Para o esclarecimento de data
tão bizarra, não havia qualquer pista. Decorria o ano 643 da era de Wu Wang e,
seguindo a instrução à risca, tinha mais que tempo de a cumprir — 2256 anos e
dois dias, mais precisamente. Isso era uma eternidade. Provavelmente, nem o seu
corpo duraria tanto, apesar de ser fabricado com as mais dúcteis e resistentes
ligas biometálicas e com tratamentos autorregeneradores. O seu trabalho quase
permanente nas zonas irradiadas expunha-o a corrosões intensas. “Para quê,
enviar uma mensagem com um prazo de entrega de milénios?”, perguntava-se. Havia,
com certeza, um erro na data indicada. Ou, quiçá, uma charada a resolver na
própria instrução de ação, que o destinatário sob pseudónimo prenunciava.

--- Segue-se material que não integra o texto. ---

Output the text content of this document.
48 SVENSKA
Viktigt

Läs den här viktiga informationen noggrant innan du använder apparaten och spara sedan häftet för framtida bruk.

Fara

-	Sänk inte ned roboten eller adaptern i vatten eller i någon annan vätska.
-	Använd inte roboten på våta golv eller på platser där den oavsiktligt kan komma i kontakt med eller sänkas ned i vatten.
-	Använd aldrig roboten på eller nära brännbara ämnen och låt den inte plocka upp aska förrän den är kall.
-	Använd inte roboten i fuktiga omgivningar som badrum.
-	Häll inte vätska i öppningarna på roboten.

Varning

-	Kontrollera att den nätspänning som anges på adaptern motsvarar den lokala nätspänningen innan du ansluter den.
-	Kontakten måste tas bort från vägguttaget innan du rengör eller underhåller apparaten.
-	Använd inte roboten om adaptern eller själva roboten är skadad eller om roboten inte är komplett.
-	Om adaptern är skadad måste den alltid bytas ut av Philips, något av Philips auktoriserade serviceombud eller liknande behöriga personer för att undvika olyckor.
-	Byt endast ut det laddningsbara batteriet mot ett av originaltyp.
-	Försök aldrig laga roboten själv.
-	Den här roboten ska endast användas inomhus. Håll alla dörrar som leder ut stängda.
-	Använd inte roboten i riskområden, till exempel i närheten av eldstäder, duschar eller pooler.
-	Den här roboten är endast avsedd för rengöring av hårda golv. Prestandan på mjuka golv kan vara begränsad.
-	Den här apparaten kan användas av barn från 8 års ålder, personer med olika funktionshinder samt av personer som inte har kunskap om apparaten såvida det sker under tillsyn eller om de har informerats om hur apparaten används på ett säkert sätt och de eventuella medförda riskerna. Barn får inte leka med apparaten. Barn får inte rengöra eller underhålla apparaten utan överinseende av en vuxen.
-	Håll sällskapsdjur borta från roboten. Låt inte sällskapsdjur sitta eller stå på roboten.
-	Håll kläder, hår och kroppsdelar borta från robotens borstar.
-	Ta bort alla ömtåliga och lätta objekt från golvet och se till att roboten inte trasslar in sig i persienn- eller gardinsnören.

Qualquer das hipóteses era pouco verosímil, dado o rigor normativo habitual das
comunicações. Quando acontecia um erro, era invariavelmente da responsabilidade
de um Homem.
Uma pergunta começou a dominá-lo:
“o que esperaria dele o comando da Delegação de Kandahar, numa situação como
esta?” Enviou um pedido mental de iluminação ao Conselho Central, mas, mais uma
vez, o silêncio foi a resposta. Dantes, acreditava obter revelação, quando
pedia ajuda em momentos de incerteza, mas havia muito tempo que uma ausência
absoluta de sinal era a norma. Sentiu-se abandonado por um momento, mas depois
reagiu, confiando no permanente controlo da Delegação, ainda que silencioso,
sobre o seu livre-arbítrio.
O melhor a fazer seria
entregar a mensagem, o quanto antes. Mas, interrogava-se: “por que levar uma
mensagem a uma zona irradiada, proveniente de outra zona irradiada, mas com
escavações apontando para épocas tão diferentes? Por que tanto enigma na
instrução de entrega da mensagem?” É certo que não lhe competia questionar, mas
obedecer. Devia fazê-lo, embora sentisse que, apesar do imperativo subjacente, tinha
autonomia para desobedecer. Mas, se contrariasse este, podia correr o risco de
fazer algo pernicioso para o Homem. E isso era o pecado máximo. Por outro lado,
a mensagem saía muito da rotina, a começar por não conseguir identificar a entidade
que inculcara a mensagem encriptada no seu âmago.
O seu trabalho, nos
últimos meses, era transportar informação classificada entre o centro
arqueológico de Ur e a Central. Já havia levado várias mensagens à capital
terrestre, com resultados das escavações arqueológicas nos níveis sumérios e,
uma ou outra vez, sobre os progressos da descontaminação na região. Lembrava-se
de todas essas viagens, mas, desta vez, só se recordava da preparação da viagem
para a Região do Meio e de se religar já na estação aérea, com instruções para
se dirigir à Zona Oriental.
Obedecendo à imposição
imanente, cuja origem desconhecia, estaria a servir o Conselho Central dos 21
sábios de Wuhan ou a ser usado para fins proibidos, talvez por uma entidade revoltosa?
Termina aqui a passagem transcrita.